The BoE Turns Hawkish?

Hawkish comments from BoE Governor Carney gave sterling a boost late last week. However, the BoE will use macro-prudential policies to cool the housing market before resorting to interest rate hikes.

The BoE Turns Hawkish

At his annual Mansion House speech, Chancellor Osborne pledged to give the BoE greater powers to regulate mortgage lending in order to remove the froth from the housing market. This would entail setting limits on loan-to-value and loan-to-income ratios to discourage excessive borrowing.

Despite being given new policy levers, BoE Governor Carney also warned that he could raise rates sooner than the markets currently expect (which was April 2015). Not surprisingly, sterling reacted positively to Carney’s comments.

Our FX strategists think it is premature to conclude that a BoE tightening cycle is imminent. While the housing market is hot, the economic recovery in the U.K. is unbalanced and inflationary pressures are muted. For example, the trade deficit is at record levels and industrial production, while up from the lows, remains 12% below the pre-crisis peak. Meanwhile, CPI inflation is back below the BoE’s 2% target and wages ex-bonuses are rising by just 0.9% yoy.

Bottom Line: The BoE will use macro-prudential policies to cool the housing market before resorting to interest rate hikes. Our F/X strategists recommend staying out of the sterling market for now.

CRE: In A Sweet Spot

Commercial real estate (CRE) is in an expansion phase, backed by favorable global economic trends.
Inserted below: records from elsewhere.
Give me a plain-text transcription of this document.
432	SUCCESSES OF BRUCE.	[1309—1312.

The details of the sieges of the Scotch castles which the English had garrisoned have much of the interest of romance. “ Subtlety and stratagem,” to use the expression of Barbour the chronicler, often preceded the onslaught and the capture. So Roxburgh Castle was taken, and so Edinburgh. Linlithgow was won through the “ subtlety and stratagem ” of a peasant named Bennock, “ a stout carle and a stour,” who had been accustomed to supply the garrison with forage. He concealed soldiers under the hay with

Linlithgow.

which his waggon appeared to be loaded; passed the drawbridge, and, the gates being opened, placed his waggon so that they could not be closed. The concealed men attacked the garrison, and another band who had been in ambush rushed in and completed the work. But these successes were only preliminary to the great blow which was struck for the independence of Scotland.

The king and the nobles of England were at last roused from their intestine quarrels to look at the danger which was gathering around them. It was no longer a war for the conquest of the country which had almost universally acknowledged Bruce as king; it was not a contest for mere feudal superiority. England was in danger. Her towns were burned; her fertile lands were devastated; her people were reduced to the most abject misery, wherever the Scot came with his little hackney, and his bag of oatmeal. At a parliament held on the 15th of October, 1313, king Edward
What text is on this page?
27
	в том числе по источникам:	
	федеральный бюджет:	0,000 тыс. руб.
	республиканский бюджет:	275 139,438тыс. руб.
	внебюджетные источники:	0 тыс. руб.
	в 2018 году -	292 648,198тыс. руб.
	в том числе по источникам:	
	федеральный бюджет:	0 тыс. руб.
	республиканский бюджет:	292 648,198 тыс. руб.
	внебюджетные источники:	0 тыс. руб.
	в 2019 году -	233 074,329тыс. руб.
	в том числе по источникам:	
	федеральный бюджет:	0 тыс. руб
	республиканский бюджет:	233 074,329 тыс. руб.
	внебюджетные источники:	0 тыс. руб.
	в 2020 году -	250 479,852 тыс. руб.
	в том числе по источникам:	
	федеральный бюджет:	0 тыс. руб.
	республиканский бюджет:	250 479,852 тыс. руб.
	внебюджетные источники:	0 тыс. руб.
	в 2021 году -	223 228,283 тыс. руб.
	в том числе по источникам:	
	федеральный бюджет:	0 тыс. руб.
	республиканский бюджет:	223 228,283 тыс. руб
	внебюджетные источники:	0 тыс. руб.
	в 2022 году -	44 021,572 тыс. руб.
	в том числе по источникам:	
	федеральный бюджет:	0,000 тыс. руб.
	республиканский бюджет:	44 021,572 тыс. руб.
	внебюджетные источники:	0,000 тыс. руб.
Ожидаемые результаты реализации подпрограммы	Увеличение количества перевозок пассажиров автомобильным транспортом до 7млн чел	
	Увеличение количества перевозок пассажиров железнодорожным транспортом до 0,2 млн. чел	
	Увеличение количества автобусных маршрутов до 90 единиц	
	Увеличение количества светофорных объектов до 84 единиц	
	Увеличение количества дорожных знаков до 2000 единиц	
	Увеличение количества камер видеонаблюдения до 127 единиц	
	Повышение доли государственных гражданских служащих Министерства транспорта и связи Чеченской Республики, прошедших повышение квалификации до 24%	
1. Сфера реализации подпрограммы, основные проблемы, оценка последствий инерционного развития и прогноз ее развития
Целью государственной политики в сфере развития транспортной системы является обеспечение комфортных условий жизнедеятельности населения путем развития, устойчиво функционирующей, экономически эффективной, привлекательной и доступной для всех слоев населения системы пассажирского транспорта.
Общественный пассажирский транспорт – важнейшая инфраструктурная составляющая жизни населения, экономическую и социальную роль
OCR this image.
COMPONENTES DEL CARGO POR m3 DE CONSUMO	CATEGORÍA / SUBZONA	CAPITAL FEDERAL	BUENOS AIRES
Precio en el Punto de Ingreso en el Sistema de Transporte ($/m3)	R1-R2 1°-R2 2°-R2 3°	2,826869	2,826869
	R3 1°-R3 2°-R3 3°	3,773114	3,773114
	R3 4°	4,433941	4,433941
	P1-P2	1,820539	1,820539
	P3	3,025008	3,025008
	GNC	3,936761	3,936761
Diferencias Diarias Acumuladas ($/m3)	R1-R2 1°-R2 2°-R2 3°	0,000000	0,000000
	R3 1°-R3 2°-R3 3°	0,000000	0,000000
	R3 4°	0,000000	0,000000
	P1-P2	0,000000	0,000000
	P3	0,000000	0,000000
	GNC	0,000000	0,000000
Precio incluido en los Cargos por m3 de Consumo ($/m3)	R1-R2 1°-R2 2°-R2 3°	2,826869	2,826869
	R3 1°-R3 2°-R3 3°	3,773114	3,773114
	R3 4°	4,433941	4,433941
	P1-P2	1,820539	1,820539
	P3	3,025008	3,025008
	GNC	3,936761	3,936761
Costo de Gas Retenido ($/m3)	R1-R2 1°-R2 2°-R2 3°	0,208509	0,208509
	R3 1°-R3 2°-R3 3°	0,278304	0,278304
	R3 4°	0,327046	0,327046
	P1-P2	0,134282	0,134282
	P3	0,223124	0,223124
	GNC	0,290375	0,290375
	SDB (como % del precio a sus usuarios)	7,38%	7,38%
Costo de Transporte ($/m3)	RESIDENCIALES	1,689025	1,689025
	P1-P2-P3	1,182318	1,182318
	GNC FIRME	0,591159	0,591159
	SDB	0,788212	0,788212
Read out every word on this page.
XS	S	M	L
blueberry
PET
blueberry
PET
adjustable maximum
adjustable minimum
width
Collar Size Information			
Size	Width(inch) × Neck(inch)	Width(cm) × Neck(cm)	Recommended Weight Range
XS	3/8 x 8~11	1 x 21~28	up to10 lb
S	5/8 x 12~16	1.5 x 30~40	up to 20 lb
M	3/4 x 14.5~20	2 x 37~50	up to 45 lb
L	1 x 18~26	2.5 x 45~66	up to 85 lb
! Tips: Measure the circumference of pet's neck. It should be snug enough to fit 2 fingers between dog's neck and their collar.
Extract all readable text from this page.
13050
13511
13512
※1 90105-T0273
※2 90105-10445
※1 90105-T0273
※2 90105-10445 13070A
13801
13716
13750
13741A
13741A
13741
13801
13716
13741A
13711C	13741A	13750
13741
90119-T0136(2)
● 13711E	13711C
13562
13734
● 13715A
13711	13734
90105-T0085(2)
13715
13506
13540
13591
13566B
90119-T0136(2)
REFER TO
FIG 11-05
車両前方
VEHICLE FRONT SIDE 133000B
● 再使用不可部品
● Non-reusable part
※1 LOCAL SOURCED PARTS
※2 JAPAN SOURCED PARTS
One of the main factors that will support CRE markets globally is the return of growth. The major economies are expanding in a synchronized, if uneven, fashion. This renewed growth impetus has already begun to spill over into CRE expected returns. Like regional growth patterns, the recovery is uneven across property markets as the transition in demand from safety to growth plays out. In times of uncertainty, the trophy markets are sought for a safe and liquid income stream, but during good times, the fundamentals of the non-trophy CRE properties improve with the economy.

Another important driver for CRE is that the demand for safe havens is clearly a thing of past, with gold prices having peaked in 2011. Receding risk-aversion means that interest in riskier assets will once again fuel demand for real estate.

CRE In A Sweet Spot

The third and perhaps most important support for CRE is its link to the monetary policy cycle. Currently, easy money supports rental growth similar to how it stimulates economic activity. Eventually, tighter monetary policy will challenge returns through the higher cost of borrowing and tighter risk premia. However, real estate’s underlying link to growth shelters it, to some extent, from the early phases of monetary policy normalization as the onset of the tightening cycle coincides with an acceleration in economic activity. In other words, real estate’s net-operating income growth (NOI) typically tracks the Fed cycle. The Fed will only tighten policy in the face of accelerating growth, which should coincide with rental growth through increased tenant activity. Therefore, as the case for easy money fades, growth will support real estate returns and compensate for rate hikes in the initial phases of the tightening cycle.

Bottom Line: CRE is in a sweet spot with global growth recovering, investors’ risk appetite rising, and monetary policy supporting CRE’s return drivers. In the U.S., our CRE strategists suggest focusing on economically-sensitive non-major markets with high exposure to technology and industrials.